Amazon, Google, IAB Spending Big Bucks To Stop California Privacy Act

The California Consumer Privacy Act, which I have written about in the past, is seeing financial opposition from a long list of well-known tech companies. The act, if passed, would require companies to disclose the types of information they collect about people such as search data and the data used to target ads.

The California Consumer Privacy Act also would allow consumers to opt out of having their information sold. The act is scheduled for vote in November.

Google has been working to create new privacy settings. The company announced Ad Settings on Thursday, which allows users of its products to control the ads it sees and the type of personal information advertisers can use.

Some of those tech companies, which the act would affect, are investing millions of dollars to squash the proposal.



Cox Communications donated $50,000. The Interactive Advertising Bureau also put in $50,000, according to state disclosure records. Amazon, Microsoft and Uber have all made what The Verge reports as “substantial contributions,” all made to a group campaigning against the initiative.

Amazon and Microsoft made contributions in the amount of $195,000. Uber kicked in $50,000. Facebook, Google, AT&T, and Verizon have each contributed $200,000. Since contributing, Verizon dropped out.

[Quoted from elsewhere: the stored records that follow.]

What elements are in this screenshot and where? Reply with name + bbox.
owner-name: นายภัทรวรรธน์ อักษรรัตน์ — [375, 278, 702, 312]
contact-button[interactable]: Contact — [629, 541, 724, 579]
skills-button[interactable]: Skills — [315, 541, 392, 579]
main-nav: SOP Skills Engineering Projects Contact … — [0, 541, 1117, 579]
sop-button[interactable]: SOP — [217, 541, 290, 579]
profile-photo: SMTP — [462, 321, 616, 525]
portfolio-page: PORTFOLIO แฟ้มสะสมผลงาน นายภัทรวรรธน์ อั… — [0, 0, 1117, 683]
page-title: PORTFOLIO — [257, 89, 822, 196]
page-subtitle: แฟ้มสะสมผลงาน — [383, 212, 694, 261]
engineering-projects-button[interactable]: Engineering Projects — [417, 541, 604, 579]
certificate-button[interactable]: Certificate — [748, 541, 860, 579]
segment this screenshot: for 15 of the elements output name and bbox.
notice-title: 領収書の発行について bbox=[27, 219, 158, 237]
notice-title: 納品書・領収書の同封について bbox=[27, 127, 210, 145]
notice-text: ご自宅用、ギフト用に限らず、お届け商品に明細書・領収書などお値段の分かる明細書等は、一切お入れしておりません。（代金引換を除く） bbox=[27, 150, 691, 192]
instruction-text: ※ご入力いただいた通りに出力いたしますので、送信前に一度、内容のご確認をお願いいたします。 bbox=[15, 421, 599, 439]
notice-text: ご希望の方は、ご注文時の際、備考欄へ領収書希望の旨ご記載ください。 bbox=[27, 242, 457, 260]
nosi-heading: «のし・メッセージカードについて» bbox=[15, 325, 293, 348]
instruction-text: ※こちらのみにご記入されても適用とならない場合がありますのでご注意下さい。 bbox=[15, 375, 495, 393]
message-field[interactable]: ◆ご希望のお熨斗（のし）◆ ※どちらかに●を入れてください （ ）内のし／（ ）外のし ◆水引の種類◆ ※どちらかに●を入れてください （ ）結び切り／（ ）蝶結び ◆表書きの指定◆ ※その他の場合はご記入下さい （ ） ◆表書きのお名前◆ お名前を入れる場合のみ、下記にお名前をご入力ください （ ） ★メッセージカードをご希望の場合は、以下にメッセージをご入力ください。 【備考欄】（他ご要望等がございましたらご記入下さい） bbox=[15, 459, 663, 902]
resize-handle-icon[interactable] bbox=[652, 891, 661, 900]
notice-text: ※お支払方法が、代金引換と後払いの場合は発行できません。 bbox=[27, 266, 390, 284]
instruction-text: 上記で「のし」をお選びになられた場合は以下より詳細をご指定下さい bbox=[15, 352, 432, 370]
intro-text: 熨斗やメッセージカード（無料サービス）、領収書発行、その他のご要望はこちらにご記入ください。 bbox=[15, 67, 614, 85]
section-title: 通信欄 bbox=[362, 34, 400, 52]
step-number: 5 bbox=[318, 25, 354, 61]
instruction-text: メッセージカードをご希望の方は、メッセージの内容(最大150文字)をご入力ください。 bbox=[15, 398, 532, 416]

While other advertising groups and technology companies have invested thousands, Mark Zuckerberg said in April that Facebook would no longer support the group, but the document shows that the company contributed $200,000 in late February.

California Bay Area real estate developer Alastair Mactaggart has mostly funded the privacy act. In fact, The Verge reports that Mactaggart has spent more than $3 million on the campaign. He began working on the initiative four years ago after hearing a Google engineer say the public would be frightened to learn how much data the company holds on consumers.